A reportagem revelou que, em Teresina, a proprietária de uma clínica admitiu vender o Mounjaro após testar o produto em si mesma, alegando ter perdido 21 quilos. Ela descreveu protocolos que incluíam suplementação e aplicações mensais, prática criticada pela endocrinologista Simone Van de Sande Lee, que reforçou que a titulação da dose deve ser feita apenas por médicos, de forma gradual e individualizada. Em São Luís, outra clínica oferecia doses extraídas de embalagens originais, entregues por delivery, o que, segundo especialistas, aumenta os riscos de contaminação e falta de garantia da autenticidade do produto.

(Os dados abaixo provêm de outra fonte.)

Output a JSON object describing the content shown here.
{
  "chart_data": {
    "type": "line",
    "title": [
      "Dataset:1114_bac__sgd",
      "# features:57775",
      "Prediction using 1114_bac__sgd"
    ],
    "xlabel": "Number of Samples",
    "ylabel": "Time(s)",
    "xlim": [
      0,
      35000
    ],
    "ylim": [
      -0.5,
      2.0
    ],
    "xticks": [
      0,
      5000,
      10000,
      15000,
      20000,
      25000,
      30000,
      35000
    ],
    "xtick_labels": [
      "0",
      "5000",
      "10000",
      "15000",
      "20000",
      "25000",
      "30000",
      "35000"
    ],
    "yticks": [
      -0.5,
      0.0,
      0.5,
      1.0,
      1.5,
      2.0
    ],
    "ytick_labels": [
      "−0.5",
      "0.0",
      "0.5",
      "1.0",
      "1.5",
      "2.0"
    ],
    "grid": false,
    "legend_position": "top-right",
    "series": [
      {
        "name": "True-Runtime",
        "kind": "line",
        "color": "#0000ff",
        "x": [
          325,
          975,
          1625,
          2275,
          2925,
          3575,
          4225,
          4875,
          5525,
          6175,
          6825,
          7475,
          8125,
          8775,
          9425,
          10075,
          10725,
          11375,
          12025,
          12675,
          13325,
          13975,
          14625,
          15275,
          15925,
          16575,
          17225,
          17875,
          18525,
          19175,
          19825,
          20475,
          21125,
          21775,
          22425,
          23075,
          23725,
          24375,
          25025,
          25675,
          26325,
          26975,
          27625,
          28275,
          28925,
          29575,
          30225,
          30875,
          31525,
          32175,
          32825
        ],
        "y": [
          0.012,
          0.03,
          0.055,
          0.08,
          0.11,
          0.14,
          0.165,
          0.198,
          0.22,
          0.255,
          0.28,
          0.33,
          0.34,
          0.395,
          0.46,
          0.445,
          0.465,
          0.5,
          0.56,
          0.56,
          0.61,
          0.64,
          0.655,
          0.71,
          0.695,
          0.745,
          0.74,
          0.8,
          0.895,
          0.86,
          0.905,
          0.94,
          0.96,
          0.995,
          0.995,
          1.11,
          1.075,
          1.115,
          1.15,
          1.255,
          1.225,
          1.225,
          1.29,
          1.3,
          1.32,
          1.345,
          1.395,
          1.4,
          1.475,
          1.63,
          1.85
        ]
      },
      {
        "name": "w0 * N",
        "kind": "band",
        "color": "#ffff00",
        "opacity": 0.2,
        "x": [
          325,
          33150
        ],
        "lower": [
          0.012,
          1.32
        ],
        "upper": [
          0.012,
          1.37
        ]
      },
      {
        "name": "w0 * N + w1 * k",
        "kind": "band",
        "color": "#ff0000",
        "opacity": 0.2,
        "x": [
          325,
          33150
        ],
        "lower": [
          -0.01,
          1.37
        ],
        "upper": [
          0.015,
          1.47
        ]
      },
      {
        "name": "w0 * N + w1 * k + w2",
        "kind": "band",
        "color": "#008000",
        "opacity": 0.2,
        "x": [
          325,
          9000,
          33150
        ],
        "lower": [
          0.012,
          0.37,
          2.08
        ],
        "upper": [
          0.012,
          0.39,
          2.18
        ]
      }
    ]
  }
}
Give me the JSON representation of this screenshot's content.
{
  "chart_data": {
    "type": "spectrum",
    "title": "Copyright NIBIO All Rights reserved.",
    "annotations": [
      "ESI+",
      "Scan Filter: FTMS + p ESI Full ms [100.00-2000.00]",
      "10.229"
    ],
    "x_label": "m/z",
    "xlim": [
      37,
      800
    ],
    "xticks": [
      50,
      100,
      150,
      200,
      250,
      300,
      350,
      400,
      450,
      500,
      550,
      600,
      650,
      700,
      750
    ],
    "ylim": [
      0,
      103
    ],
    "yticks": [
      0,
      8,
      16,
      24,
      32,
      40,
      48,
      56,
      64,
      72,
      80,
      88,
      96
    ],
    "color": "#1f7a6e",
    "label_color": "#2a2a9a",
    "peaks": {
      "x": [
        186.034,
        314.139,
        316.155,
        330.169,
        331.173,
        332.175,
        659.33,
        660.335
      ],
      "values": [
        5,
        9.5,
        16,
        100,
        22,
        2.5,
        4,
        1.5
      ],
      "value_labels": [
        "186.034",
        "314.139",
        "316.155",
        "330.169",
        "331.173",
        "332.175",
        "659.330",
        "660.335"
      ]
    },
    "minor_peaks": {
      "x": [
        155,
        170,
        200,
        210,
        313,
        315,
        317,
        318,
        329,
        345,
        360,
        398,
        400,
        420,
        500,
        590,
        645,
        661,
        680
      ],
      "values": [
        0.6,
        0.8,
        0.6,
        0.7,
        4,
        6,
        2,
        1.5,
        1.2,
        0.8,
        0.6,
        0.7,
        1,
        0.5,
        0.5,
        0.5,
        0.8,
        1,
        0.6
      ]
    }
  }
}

Dados da Receita Federal e Polícia Federal apontam para um aumento expressivo no contrabando do Mounjaro em 2025, com apreensões que somam R$ 1,2 milhão no primeiro trimestre. A Anvisa também recebeu 51 notificações de eventos adversos relacionados ao uso de tirzepatida. A partir de julho, quando o medicamento estará disponível legalmente, será exigida a retenção da receita para todas as marcas de canetas emagrecedoras, como medida de segurança.